Tuesday, February 9, 2010

No Room in the Inn

So... we were kindly shown the door at our previous home. It was nice while it lasted. Our newly refurbished aircraft had a home in a MASSIVE hangar shared only with a helicopter. It was the size of about 3 or 4 basketball courts- really big! ... the deal is that it sits empty almost always.

Here's how we were booted from this home...

It was a Sunday afternoon and I made a jaunt out to the airplane to make sure that it was ready for it's flight the next morning. As I was cleaning it, a man claiming to be the "chief pilot" asked me what I was still doing in the hangar.
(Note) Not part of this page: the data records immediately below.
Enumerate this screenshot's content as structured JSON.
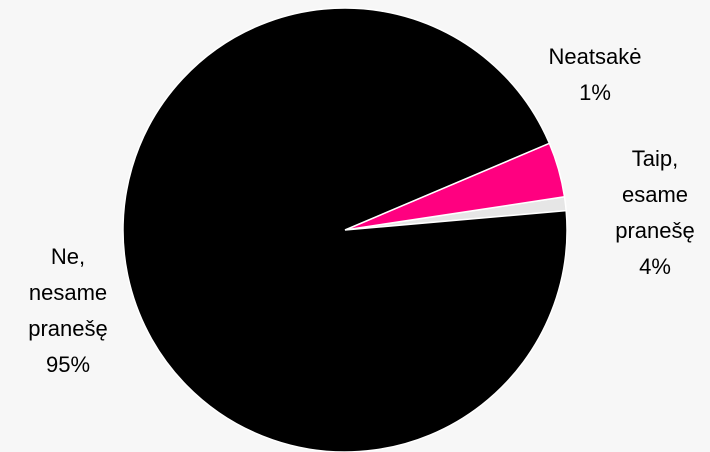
{
  "chart_data": {
    "type": "pie",
    "categories": [
      "Neatsakė",
      "Taip, esame pranešę",
      "Ne, nesame pranešę"
    ],
    "values": [
      1,
      4,
      95
    ],
    "value_labels": [
      "1%",
      "4%",
      "95%"
    ],
    "colors": [
      "#e6e6e6",
      "#ff0080",
      "#000000"
    ]
  }
}
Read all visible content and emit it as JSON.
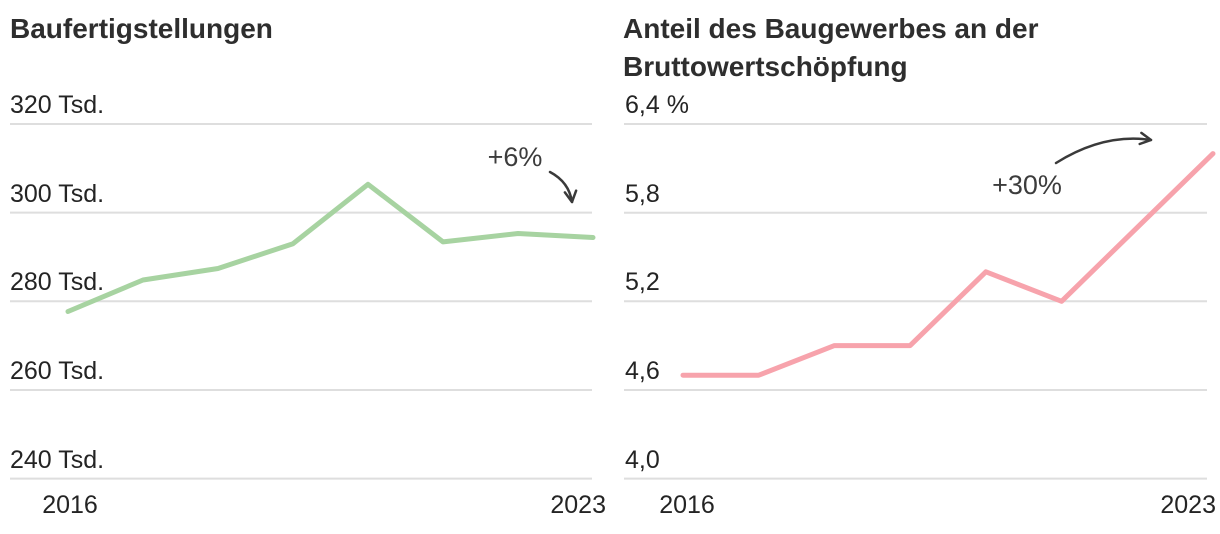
{
  "chart_data": [
    {
      "type": "line",
      "title": "Baufertigstellungen",
      "title_lines": [
        "Baufertigstellungen"
      ],
      "x": [
        2016,
        2017,
        2018,
        2019,
        2020,
        2021,
        2022,
        2023
      ],
      "values": [
        277.7,
        284.8,
        287.4,
        293.0,
        306.4,
        293.4,
        295.3,
        294.4
      ],
      "unit": "Tsd.",
      "ylim": [
        240,
        320
      ],
      "yticks": [
        {
          "value": 320,
          "label": "320 Tsd."
        },
        {
          "value": 300,
          "label": "300 Tsd."
        },
        {
          "value": 280,
          "label": "280 Tsd."
        },
        {
          "value": 260,
          "label": "260 Tsd."
        },
        {
          "value": 240,
          "label": "240 Tsd."
        }
      ],
      "xticks": [
        {
          "value": 2016,
          "label": "2016"
        },
        {
          "value": 2023,
          "label": "2023"
        }
      ],
      "annotation": "+6%",
      "line_color": "#a7d3a1",
      "grid": true,
      "legend": null
    },
    {
      "type": "line",
      "title": "Anteil des Baugewerbes an der Bruttowertschöpfung",
      "title_lines": [
        "Anteil des Baugewerbes an der",
        "Bruttowertschöpfung"
      ],
      "x": [
        2016,
        2017,
        2018,
        2019,
        2020,
        2021,
        2022,
        2023
      ],
      "values": [
        4.7,
        4.7,
        4.9,
        4.9,
        5.4,
        5.2,
        5.7,
        6.2
      ],
      "unit": "%",
      "ylim": [
        4.0,
        6.4
      ],
      "yticks": [
        {
          "value": 6.4,
          "label": "6,4 %"
        },
        {
          "value": 5.8,
          "label": "5,8"
        },
        {
          "value": 5.2,
          "label": "5,2"
        },
        {
          "value": 4.6,
          "label": "4,6"
        },
        {
          "value": 4.0,
          "label": "4,0"
        }
      ],
      "xticks": [
        {
          "value": 2016,
          "label": "2016"
        },
        {
          "value": 2023,
          "label": "2023"
        }
      ],
      "annotation": "+30%",
      "line_color": "#f7a3ac",
      "grid": true,
      "legend": null
    }
  ],
  "colors": {
    "background": "#ffffff",
    "gridline": "#dedede",
    "title_text": "#2e2e2e",
    "tick_text": "#242424",
    "annotation_text": "#3c3c3c",
    "arrow": "#3a3a3a",
    "series_left": "#a7d3a1",
    "series_right": "#f7a3ac"
  }
}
I asked him if there was someone coming to use the hangar- if so, I would move, as I understood this was our agreement with the company that owned the hangar. He said that I misunderstood the agreement. I understood the agreement to be that, unless someone else needed the hangar, we could stay there free of charge. This gentlemen cleared things up.

He asked me if I realized that someone has to pay for the hangar- the taxes, the security, the maintenance. I said that I was indeed aware that there were costs associated with property ownership- it's this way in the country that I come from also. I told him that I know they were making quite a kind gesture to our non-profit, humanitarian organization by letting me stay there for free- or so I thought. He told me that the agreement was that I could stay there for free just until the work was done removing the extra fuel tanks from the ferry flight and until the civil aviation had done it's inspection of the aircraft. However, he was pretty sure that we have stayed 2 to 3 weeks beyond that time. I confirmed that his estimate was correct and inquired if we should come pay a bill. He said that I should come to the office and chat during the upcoming week.

I arrived the next morning, filed my flight plan, met the passengers (visitors and patients of Bongolo Hospital), and then had a quick moment left to head inside and deposit a document that requested a quote for how much it would cost to keep the airplane in the hangar like a proper, civilized client. I had written it quickly the night before and was hoping my written French could be deciphered. I went inside and found the man that I had originally met weeks ago, who I thought told me we were permitted to stay free of charge. His tone with me was decidedly different than weeks ago. I presented the document to him while explaining that I met the other chief pilot who said we must change the program here. He launched into a similar speech regarding our aircraft not being where it should be and he mentioned a list of "what if's". In the end, he would not take my document, stating that a contract was impossible because the hangar I was staying in was shared with another entity and the other entity could not entertain the request and neither could they. Hmmm....

So, I asked him if we would need to make payment on our use to this point but he said it would not be necessary but that I should park somewhere else. He suggested where would be a better place and also gave me a phone number of someone that may be able to help (later I would find that this phone number was out of service). So, I thanked him and the others that were within earshot for their kindness in hosting us in the month of January and that we would see them later.

I took off that day, a little verklempt (melancholy), knowing that hangar space at the airport is at a premium and very expensive when you find it.

Case in point... today I inquired at another business that has an empty hangar that will fit my airplane but is too small for their aircraft to fit in. So... it sits empty. Their quote was $3135.00 a month! I told them that this was simply too much for us to consider and asked what it would be if I just spent one night in their hangar- the night before a flight. The quote for one night was $443.00 a night- a jaw-dropper. So... the woman there told me not to give up hope- when we get the written response, we can respond with a request for a discounted price. Something tells me they'll laugh when I tell them what we have budgeted for hangar expense. However... you never know!

Tomorrow I will go back on the hunt. There's rumor of some other non-used hangars on the complete opposite end of the airport. We will also put in a request to the airport for permission to build our own hangar. Other mission organizations have built very simple hangars using two shipping containers and some trusses. As we like to say here "on va voir"... "we will see". God loves to do the impossible through His children. We'd love to prove it in this case!